There have also been discussions about whether the 9/11 events will nurture a new generation of "Arabists". But, as Beinin explained, "so far no clear direction has emerged. [...] Some retired diplomats are concerned that there is not enough Middle East expertise in the State Department and other branches of the US government. The US educational system is too large and too diverse to allow any one model to be imposed on it from above. The number of people with a good knowledge of Arabic and other Middle Eastern languages and cultures is likely to increase in the coming years. Some of them will go to work for the US government in various capacities. Some of them will work for private industries and think tanks. Some of them will become teachers at colleges and universities. Their overall outlook and the topics they specialise in will depend on their own orientation and commitments when they begin their studies, the influence of their teachers, and the job opportunities available when they graduate. This is no different than has been the case in the past."

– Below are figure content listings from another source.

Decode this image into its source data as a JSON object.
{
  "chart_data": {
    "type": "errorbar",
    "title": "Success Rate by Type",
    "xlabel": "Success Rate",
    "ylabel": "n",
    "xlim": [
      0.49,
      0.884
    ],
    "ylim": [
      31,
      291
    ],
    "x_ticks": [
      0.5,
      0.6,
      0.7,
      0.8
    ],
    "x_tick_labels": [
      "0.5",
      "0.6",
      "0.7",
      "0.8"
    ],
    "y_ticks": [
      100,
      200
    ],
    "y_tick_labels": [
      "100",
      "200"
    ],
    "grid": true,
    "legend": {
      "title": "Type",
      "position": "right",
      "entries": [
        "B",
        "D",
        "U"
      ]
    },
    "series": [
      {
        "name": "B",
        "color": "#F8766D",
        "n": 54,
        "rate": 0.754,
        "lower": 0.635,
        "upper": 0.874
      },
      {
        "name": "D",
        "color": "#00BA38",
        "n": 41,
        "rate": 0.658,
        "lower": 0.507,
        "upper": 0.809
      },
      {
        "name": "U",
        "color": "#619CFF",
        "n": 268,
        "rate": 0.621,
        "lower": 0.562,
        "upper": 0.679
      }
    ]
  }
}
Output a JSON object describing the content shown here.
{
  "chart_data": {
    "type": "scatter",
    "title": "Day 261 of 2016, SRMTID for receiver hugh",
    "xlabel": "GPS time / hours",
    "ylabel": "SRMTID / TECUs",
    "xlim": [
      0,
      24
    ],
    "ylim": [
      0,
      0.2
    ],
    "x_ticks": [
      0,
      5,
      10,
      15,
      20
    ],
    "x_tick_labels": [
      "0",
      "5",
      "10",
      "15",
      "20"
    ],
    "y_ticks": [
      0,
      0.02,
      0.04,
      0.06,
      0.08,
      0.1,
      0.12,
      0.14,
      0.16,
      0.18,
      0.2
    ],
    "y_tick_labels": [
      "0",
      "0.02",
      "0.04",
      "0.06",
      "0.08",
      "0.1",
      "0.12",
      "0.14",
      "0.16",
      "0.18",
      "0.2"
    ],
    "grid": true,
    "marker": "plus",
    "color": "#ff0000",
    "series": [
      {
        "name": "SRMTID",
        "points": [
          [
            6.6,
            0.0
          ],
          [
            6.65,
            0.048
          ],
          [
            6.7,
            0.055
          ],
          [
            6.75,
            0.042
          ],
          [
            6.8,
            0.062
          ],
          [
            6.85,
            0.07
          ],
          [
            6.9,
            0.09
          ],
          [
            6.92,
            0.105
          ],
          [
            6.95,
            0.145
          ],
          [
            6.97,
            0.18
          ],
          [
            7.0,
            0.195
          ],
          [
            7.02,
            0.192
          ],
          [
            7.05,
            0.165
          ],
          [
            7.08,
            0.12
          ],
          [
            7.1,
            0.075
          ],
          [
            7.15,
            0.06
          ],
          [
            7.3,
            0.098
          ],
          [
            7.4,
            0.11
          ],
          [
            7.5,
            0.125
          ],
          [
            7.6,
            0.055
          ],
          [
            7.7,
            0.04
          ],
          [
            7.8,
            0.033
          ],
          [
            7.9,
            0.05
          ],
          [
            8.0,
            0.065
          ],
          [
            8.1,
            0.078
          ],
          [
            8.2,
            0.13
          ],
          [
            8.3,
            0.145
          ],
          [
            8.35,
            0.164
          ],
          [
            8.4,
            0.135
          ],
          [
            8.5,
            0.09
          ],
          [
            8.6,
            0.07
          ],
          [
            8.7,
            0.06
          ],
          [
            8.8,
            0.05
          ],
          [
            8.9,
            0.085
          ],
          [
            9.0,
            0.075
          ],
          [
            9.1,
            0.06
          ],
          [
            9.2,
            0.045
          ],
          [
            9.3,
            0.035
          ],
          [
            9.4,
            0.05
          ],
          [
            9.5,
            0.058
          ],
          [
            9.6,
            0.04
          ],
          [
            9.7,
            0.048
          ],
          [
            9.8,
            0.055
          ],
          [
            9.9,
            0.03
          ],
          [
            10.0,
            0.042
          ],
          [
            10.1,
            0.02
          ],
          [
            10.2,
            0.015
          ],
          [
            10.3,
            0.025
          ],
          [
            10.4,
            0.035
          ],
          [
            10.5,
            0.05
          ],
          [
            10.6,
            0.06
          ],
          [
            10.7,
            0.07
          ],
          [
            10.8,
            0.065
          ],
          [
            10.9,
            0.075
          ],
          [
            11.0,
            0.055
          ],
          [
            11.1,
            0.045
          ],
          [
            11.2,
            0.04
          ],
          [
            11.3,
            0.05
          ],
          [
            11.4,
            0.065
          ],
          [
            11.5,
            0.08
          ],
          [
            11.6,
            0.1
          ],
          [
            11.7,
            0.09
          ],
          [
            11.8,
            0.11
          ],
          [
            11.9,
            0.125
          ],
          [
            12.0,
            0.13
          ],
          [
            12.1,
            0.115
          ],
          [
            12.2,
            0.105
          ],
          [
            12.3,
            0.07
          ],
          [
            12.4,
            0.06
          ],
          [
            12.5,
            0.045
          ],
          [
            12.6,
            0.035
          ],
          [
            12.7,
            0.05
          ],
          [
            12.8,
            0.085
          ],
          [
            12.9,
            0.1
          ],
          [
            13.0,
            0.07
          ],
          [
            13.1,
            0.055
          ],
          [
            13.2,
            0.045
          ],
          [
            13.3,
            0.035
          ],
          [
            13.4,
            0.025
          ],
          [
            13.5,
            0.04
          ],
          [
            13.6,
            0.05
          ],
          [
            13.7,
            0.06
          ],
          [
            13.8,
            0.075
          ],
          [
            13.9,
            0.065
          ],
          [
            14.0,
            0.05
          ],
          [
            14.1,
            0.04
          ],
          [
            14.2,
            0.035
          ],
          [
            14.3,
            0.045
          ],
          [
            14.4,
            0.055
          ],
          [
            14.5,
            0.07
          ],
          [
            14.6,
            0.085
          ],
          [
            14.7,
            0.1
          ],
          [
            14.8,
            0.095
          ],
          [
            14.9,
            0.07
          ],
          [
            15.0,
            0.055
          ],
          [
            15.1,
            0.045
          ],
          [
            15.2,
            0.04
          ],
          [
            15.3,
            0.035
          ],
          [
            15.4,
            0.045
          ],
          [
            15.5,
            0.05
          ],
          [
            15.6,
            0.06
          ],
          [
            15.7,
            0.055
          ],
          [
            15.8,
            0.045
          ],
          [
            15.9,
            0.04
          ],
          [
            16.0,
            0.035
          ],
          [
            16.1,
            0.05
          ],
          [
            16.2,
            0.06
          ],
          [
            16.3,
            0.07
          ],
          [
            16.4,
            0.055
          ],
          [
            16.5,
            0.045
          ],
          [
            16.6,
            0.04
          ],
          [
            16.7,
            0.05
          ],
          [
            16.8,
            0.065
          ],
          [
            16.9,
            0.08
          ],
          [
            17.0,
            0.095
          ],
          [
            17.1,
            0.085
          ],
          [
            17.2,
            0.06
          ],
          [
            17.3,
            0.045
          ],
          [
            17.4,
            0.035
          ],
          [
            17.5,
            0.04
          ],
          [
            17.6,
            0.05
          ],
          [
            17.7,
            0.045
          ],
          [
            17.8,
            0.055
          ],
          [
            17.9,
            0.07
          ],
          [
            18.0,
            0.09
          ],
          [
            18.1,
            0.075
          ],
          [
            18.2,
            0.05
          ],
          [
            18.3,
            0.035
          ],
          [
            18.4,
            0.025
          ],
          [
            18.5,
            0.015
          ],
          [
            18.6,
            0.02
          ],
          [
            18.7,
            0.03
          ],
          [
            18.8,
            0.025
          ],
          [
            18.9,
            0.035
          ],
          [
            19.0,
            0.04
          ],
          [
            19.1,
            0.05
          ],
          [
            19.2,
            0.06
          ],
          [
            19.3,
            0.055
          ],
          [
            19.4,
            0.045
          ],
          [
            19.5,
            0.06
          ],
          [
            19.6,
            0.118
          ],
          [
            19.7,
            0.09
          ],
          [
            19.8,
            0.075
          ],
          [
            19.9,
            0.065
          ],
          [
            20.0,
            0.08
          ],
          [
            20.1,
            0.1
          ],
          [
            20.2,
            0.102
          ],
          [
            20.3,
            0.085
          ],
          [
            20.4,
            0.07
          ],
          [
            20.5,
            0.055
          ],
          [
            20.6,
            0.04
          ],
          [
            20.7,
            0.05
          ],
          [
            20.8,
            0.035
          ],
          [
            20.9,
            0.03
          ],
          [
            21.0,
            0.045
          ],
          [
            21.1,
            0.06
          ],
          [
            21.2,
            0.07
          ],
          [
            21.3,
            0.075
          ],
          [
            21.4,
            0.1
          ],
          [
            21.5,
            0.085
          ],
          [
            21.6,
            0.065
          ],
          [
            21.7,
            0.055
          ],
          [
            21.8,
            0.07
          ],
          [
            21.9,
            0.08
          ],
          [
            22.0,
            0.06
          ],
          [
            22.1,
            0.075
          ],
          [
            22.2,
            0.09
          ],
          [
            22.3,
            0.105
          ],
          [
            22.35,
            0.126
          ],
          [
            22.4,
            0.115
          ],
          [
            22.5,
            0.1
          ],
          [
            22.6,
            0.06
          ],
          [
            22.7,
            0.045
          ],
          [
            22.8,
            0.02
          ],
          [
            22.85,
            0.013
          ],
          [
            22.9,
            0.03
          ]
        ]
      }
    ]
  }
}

In addition, while 11 September increased American interest in all things Middle Eastern, there has also been a renewed desire among the American intelligentsia as a whole to learn something of this culture and civilisation. In some places, such as the University of Wisconsin -- Madison, an increased Muslim presence among the student body several years before 2001 meant that the university had hired three new faculty members to meet increased interest in Middle Eastern affairs. It was thus prepared to sustain the even greater interest that came after the 2001 attacks.
Though the debate over the validity of Middle East studies has now largely subsided, a recent Web site, <www.campus-watch.org>, has been set up to "monitor and critique Middle East Studies in North America, with an aim to improving them... [and] addresses five problems: analytical failures, the mixing of politics with scholarship, intolerance of alternative views, apologetics, and the abuse of power over students."
Campus Watch is administered by the Philadelphia-based Middle East Forum which, according to its Web site, "holds that the United States has vital interests in the region; in particular, it believes in strong ties with Israel, Turkey, and other democracies as they emerge; works for human rights throughout the region; seeks a stable supply and a low price of oil; and promotes the peaceful settlement of regional and international disputes." The Forum's director, Daniel Pipes, has been one of the more vocal critics of MESA and the site is well- stocked with articles attacking the discipline by him and by others, most visibly by Martin Kramer. As it monitors the teaching of anything related to Islam and the Middle East in American universities, it has left professors and students worrying about another wave of McCarthyism on campuses.
Whether initiatives such as Campus Watch will lead to self-censorship and academic persecution is not yet clear. What also remains to be seen is whether the renewed interest on the part of Westerners in all things Arab and Muslim will lead to a paradigm shift in the discipline. Will it announce a new age of more sophisticated original research that does not attempt to place the Arab and Muslim worlds in preconceived moulds? Will any good come out of the intellectual arguments? Or is this all purely academic?